Thomas Quasthoff in Wien: Vokaler Tieftöner zum Wippen und Nicken

Thomas Quasthoff war im Konzerthaus mit  Jazz-Standards, Pop-Songs und Brahms’ Wiegenlied „Guten Abend, gut Nacht“ als Zugabe
Der Jazz-Sänger mit Klassik-Vergangenheit feierte im Konzerthaus auf der „Half-Century Tour“ sein 50-jähriges Bühnenjubiläum

Von: Werner Rosenberger

26 Mal war Thomas Quasthoff seit 1993 live im Wiener Konzerthaus. Wo der Jazz-Sänger mit Klassik-Vergangenheit am Freitag auf „Half-Century Tour“ sein 50-jähriges Bühnenjubiläum feierte.

Zu Beginn behauptet er in einem Dylan-Goodie aus der Countrymusic-Zeit von 1967 bassbaritonal, was „His Bobness“ gern mit fisteldünner Stimme vorträgt: „I’ll be your baby tonight“. Als vokaler Tieftöner wird Quasthoff nur übertroffen von Gregory Porter. Nach Hoagy Carmichaels schmeichelfaserweicher Ballade „Stardust“ kommt Schwung und phänomenale Leichtigkeit aus der tiefen Kehle zum rhythmischen Fußwippen und Kopfnicken beim Publikum:

Das Quartett mit Simon Oslender (Klavier), Dieter Ilg (Bass) und Wolfgang Haffner (Schlagzeug), ergänzt um den schwedischen Star-Posaunisten Nils Landgren und das junge deutsche Ausnahmetalent am Sax, Jakob Manz, trifft exakt den belebenden Sound des vor allem durch Tina Turner bekannten Soul-Songs „I can’t stand the rain“, der den Schmerz einer verlorenen Liebe ausdrückt.
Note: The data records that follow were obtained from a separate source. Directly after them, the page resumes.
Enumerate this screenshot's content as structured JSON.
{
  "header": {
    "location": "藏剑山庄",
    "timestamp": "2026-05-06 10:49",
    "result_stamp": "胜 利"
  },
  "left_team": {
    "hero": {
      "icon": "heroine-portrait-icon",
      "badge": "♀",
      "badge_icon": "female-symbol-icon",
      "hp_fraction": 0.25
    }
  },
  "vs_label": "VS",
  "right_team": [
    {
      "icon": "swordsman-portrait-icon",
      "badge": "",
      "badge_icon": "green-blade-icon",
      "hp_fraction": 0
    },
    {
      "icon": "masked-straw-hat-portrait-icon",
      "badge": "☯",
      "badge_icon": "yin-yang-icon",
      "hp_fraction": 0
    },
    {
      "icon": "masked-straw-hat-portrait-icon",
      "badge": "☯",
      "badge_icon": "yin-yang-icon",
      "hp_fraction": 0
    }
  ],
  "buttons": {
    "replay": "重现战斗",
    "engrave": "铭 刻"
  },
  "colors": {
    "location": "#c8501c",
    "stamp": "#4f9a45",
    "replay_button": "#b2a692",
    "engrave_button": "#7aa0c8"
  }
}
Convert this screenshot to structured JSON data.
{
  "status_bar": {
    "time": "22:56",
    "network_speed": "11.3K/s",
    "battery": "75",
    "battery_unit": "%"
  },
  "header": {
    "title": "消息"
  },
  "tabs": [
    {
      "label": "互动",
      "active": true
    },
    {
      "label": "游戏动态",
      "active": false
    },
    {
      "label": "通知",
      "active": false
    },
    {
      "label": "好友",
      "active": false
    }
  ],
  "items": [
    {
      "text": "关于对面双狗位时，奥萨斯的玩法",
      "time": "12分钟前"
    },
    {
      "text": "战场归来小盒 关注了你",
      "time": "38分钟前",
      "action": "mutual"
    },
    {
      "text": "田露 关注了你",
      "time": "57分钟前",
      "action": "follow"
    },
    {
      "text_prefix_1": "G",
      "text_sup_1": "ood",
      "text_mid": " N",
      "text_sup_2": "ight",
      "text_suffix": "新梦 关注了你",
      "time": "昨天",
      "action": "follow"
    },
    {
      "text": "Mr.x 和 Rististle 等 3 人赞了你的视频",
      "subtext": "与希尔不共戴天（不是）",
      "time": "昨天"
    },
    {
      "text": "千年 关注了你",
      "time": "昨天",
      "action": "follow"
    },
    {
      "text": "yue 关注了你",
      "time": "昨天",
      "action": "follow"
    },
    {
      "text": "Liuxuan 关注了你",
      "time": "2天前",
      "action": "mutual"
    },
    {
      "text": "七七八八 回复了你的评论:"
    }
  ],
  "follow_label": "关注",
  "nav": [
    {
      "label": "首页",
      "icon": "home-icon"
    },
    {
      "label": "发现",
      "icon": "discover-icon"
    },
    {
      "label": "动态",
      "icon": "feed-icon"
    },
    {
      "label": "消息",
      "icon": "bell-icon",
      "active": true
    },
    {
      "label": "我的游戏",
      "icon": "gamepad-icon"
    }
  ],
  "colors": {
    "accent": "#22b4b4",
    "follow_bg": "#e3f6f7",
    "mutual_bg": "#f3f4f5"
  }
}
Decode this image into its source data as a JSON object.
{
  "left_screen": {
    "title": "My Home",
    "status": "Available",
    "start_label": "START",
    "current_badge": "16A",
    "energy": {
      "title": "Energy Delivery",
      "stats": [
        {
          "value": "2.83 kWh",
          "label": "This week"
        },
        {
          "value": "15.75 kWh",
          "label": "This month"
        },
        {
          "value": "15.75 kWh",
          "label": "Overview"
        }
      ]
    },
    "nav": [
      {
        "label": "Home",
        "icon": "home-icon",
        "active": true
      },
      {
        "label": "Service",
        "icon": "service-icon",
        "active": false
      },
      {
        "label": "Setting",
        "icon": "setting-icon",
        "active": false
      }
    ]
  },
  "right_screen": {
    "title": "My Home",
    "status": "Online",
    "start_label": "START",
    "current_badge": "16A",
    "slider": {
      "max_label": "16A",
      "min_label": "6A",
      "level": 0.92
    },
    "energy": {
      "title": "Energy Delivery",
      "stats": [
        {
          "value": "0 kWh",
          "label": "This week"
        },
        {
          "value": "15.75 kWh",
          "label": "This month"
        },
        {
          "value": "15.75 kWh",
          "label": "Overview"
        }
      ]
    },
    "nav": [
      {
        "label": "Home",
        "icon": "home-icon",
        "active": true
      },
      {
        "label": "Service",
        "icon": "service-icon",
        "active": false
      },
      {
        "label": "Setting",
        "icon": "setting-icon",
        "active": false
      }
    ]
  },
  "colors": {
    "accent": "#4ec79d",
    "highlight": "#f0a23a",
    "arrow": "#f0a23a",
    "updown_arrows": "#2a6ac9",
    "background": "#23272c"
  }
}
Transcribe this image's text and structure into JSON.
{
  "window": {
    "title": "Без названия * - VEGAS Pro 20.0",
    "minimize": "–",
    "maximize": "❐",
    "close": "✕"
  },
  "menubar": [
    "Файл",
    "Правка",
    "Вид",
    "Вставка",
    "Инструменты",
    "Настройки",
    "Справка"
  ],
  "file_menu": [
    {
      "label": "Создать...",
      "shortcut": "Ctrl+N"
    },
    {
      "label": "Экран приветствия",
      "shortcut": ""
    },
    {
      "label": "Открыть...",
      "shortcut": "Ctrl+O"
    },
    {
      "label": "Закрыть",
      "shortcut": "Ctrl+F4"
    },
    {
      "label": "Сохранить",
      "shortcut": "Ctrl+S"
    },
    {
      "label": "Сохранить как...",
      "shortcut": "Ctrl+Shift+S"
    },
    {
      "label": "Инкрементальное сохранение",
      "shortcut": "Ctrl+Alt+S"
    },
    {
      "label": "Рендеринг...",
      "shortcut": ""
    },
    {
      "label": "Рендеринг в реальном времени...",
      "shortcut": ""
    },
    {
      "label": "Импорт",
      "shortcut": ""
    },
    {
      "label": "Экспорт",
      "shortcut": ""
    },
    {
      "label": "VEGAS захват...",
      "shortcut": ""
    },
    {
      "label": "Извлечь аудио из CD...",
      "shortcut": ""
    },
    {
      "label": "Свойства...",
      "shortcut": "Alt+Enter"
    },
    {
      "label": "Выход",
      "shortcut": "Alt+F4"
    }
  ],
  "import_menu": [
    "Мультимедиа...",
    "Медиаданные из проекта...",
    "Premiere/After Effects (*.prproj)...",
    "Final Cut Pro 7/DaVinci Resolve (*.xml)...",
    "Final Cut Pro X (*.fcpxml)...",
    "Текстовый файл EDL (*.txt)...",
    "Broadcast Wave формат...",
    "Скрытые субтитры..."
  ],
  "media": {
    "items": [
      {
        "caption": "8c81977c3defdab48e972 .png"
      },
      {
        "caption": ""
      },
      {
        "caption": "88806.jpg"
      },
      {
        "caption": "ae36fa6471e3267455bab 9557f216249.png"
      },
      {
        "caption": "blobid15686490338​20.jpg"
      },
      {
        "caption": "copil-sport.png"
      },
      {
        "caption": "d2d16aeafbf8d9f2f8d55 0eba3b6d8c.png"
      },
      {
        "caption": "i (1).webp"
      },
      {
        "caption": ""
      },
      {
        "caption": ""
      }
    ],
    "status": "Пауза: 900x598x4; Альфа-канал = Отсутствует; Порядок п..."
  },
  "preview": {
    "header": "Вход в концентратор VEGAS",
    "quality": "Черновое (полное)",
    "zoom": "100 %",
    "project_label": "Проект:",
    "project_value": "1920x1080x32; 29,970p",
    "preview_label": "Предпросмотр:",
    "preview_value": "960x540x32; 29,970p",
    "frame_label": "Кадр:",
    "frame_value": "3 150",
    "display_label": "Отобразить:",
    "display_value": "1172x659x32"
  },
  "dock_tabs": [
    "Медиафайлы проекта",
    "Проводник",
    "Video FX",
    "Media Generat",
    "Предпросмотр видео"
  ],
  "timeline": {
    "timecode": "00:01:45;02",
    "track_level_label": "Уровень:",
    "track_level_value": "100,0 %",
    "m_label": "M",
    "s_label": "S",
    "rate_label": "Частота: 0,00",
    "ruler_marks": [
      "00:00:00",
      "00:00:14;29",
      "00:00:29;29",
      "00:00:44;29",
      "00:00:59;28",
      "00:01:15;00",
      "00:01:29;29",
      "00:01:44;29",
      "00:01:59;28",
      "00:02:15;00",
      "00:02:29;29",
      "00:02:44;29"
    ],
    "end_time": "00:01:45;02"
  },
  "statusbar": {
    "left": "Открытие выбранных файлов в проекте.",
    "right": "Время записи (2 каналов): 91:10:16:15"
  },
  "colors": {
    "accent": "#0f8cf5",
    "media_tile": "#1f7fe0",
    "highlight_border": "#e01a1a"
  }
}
Ein „Kompliment an alle Frauen“ ist „A Woman just like you“. Seine seltsam zerdehnte, kühle Interpretation von „Imagine“ – John Lennons Traum von einer friedlichen Welt – verbindet Quasthoff mit dem expliziten Wunsch, die Menschen im Land hier wie dort mögen doch künftig so wählen, dass „wir uns als Künstler im Ausland nicht schämen müssen“.

Mit Beatbox-Effekten

Sichtlich Spaß macht ihm ein mit Humor gewürztes Solo, bei dem er sich eingroovt in der Art von Bobby McFerrin mit allen Finessen der Stimmbandakrobatik und perkussiven Einsprengseln.

Nach der Pause fehlt es teils an Stringenz, u. a. plätschert Percy Mayfields „Lost mind“ etwas kraftlos dahin. Stevie Wonders Song „If it’s magic“ dreht sich um die Liebe und darum, warum wir sie nicht auch so behandeln, wenn sie so wunderbar ist, wie alle sagen.

Für Gershwins „Summertime“ gilt: Man kennt den Song, aber nicht so. Der 64-Jährige nimmt sich alle Freiheiten der rhythmischen und harmonischen Gestaltung und setzt die Ausdrucksmöglichkeiten der Klangfarbenpalette ein. Nicht ganz überzeugend: Tom Waits’ „San diego serenade“ vor dem Kehraus mit „Have a little faith in me“.

Aber bei mir klingt noch lange Billy Prestons „You are so beautiful“ nach – nicht nur die Melodie, auch die Stimmung und Emotion.